Let $R$ be a ring and $M$ be a right $R$-module. $M$ is called $\textbf{isoartinian}$ if, for every descending chain $M \geq M_1 \geq M_2 \cdots$ of submodules of $M$, there can be found an index $n$ $\geq1$ such that $M_n \cong M_i$ for every $i$ $\geq$ $n$.
$M$ is an isoartinian module if and only if for each non-empty set $F$ of submodules of $M$, there is a submodule $N$ of $M$ in $F$ such that, for each $N'$ $\leq$ $N$, if $N'$ is in $F$, then $N$ $\cong$ $N'$. Identically, $M$ is an isoartinian module if and only if for each non-empty chain $C$ of submodules of $M$, there is a submodule $N$ of $M$ in $C$ such that, for each $N'$ $\leq$ $N$, if $N'$ is in $C$, then $N$ $\cong$ $N'$.

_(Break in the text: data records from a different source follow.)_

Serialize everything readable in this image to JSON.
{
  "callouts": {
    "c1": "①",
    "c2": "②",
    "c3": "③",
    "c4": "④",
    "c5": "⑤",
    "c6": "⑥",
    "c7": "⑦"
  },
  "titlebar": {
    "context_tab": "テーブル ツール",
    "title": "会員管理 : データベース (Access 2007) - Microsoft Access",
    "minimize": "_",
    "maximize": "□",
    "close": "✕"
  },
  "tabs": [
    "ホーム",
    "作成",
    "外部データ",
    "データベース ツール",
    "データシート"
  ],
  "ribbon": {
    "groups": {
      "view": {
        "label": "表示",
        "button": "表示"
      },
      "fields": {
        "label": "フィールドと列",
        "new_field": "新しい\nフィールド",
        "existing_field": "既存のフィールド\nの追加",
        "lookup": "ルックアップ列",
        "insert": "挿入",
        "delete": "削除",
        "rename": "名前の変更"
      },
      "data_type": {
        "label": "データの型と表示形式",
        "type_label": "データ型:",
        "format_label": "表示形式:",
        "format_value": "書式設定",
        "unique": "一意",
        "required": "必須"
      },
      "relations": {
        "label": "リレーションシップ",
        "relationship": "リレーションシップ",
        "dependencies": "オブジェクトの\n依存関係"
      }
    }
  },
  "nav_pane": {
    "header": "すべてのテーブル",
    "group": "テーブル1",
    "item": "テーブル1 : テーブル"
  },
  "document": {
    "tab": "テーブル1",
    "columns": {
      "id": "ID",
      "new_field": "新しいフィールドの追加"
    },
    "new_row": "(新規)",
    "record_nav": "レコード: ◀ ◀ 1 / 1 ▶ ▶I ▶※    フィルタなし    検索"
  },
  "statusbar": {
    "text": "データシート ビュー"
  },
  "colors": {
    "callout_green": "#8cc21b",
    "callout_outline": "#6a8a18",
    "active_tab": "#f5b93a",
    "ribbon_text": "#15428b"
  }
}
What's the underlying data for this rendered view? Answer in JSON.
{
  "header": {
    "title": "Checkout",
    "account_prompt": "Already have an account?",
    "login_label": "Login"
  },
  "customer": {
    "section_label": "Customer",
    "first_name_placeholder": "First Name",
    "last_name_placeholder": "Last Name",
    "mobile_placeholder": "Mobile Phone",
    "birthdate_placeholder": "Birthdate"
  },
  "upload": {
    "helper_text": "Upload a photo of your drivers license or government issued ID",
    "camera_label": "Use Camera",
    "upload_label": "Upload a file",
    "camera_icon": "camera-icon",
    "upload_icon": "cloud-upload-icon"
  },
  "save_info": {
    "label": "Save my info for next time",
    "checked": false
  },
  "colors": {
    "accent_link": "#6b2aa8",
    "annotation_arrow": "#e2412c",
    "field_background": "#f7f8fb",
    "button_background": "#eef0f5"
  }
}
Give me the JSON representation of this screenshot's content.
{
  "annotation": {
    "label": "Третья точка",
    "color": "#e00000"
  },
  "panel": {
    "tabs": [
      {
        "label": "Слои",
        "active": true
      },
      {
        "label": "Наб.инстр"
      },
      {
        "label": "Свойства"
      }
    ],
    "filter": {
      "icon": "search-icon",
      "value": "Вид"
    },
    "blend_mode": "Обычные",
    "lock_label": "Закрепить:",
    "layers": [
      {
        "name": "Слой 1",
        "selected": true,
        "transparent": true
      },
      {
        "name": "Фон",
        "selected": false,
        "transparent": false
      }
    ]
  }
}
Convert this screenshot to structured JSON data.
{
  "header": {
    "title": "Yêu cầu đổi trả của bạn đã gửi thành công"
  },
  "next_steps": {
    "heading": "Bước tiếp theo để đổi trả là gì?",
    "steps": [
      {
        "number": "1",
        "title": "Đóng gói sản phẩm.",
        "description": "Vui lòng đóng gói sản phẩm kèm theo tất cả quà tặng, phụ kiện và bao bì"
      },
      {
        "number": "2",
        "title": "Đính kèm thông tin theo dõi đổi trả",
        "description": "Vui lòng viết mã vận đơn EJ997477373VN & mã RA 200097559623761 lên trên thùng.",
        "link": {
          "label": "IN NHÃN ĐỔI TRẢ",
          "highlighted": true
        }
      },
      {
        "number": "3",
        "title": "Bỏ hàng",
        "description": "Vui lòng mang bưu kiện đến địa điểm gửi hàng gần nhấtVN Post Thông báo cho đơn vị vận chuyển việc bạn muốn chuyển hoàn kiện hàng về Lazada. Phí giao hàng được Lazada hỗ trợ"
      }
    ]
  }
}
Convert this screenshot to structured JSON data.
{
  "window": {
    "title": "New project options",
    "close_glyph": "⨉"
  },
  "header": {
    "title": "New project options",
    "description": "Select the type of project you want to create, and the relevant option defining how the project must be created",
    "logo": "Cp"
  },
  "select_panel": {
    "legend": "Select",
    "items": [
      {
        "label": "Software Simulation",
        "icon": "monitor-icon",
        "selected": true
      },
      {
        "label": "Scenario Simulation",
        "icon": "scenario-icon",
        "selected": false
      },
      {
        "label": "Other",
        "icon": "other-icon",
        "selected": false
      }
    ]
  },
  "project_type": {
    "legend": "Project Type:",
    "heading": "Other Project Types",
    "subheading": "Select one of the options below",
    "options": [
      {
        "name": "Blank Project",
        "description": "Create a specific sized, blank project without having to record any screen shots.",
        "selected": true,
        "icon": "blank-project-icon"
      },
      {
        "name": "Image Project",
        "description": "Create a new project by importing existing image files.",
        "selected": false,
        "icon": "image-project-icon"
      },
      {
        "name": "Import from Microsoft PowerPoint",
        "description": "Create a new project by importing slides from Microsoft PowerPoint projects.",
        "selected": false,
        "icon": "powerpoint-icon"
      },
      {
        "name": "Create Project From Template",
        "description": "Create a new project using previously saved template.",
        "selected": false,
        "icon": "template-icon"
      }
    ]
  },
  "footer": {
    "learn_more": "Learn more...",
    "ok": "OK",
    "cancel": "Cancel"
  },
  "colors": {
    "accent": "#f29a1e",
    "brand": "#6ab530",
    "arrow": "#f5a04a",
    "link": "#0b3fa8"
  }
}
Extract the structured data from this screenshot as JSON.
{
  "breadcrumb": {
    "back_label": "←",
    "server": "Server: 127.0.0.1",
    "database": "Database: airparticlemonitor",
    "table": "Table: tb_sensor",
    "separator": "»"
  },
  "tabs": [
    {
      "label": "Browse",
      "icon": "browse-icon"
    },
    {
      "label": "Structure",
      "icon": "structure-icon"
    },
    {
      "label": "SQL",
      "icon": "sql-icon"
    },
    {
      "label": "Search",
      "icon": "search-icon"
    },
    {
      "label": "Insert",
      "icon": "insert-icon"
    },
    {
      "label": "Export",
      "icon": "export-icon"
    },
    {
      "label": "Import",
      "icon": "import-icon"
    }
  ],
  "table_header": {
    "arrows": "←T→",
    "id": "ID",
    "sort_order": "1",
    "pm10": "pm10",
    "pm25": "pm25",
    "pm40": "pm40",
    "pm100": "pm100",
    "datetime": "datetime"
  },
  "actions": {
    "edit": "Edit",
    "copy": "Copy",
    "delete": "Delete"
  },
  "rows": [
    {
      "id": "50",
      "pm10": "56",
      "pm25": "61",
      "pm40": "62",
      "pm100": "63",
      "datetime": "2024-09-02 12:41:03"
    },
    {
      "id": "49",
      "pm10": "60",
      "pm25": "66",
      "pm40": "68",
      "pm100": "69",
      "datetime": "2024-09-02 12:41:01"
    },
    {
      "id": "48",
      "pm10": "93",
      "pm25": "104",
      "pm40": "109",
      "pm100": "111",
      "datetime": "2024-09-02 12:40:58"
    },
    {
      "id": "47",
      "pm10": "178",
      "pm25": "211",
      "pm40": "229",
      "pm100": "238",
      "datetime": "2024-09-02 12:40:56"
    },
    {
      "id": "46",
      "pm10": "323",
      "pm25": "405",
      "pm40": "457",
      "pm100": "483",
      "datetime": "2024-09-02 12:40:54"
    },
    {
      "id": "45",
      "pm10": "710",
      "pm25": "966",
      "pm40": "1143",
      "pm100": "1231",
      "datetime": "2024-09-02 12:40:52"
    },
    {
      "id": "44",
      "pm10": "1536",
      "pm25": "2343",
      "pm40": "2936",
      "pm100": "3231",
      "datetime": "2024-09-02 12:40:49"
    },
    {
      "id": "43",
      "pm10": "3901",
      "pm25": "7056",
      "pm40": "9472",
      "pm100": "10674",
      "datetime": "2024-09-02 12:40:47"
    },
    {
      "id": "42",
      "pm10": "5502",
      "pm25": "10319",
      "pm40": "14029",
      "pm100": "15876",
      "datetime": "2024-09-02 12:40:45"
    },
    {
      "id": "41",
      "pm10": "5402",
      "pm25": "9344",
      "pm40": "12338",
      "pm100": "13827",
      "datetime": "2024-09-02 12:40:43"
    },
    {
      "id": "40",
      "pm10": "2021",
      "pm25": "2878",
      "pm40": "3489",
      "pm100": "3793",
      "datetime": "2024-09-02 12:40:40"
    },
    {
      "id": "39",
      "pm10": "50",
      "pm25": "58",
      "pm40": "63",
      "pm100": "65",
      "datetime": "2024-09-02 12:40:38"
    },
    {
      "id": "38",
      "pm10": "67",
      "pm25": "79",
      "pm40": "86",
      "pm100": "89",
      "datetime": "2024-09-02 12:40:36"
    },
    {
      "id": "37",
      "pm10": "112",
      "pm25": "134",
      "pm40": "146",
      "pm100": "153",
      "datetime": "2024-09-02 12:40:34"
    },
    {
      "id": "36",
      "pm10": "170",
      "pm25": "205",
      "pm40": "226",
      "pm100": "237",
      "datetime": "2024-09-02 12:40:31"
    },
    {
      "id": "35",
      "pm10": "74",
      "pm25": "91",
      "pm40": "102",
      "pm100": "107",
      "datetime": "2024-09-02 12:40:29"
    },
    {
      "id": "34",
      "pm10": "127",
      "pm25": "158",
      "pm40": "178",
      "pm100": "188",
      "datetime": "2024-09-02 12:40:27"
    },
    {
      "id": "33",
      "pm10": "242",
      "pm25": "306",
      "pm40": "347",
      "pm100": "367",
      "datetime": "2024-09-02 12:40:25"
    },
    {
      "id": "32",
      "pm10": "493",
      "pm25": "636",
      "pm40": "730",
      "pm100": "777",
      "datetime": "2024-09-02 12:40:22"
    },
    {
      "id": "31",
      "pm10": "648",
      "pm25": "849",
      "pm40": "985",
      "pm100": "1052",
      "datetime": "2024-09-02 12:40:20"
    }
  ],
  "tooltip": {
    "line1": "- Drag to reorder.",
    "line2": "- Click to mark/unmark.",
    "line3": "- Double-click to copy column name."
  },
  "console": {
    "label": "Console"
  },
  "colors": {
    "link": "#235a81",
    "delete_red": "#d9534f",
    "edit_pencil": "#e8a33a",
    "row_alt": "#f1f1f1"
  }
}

I've tried to prove this statement, but I'm not sure it's true or not. I just need some check about my proof.
($\Rightarrow$) Let $F$ be a non-empty set of submodules of $M$. Assume by the contrary that there does not exist a minimal element. Let $N$ be an element of $F$. Since $N$ is not minimal, there exists $N'$ such that $N$ > $N'$. Since $N'$ is not minimal, it can be found $N''$ such that $N$ > $N'$ > $N''$. Continuing in this way, we get a sequence in $F$ which does not stop up to isomorphism.
($\Leftarrow$) Conversely, suppose for each non-empty set $F$ of submodules of $M$, it can be found an element $N$ in $F$ such that, for every $N'$ $\leq$ $N$ (N $\leq$ $N'$, respectively), if $N'$ is an element of $F$, then $N \cong N'$. Let $F$ be a family of submodules of $M$. Assume that $N$ > $N'$ > $N''$ > $\cdots$ is a decreasing chain in $F$. Then either that chain will stop at $N$ or a submodule containing $N$. Therefore, $M$ is an isoartinian module.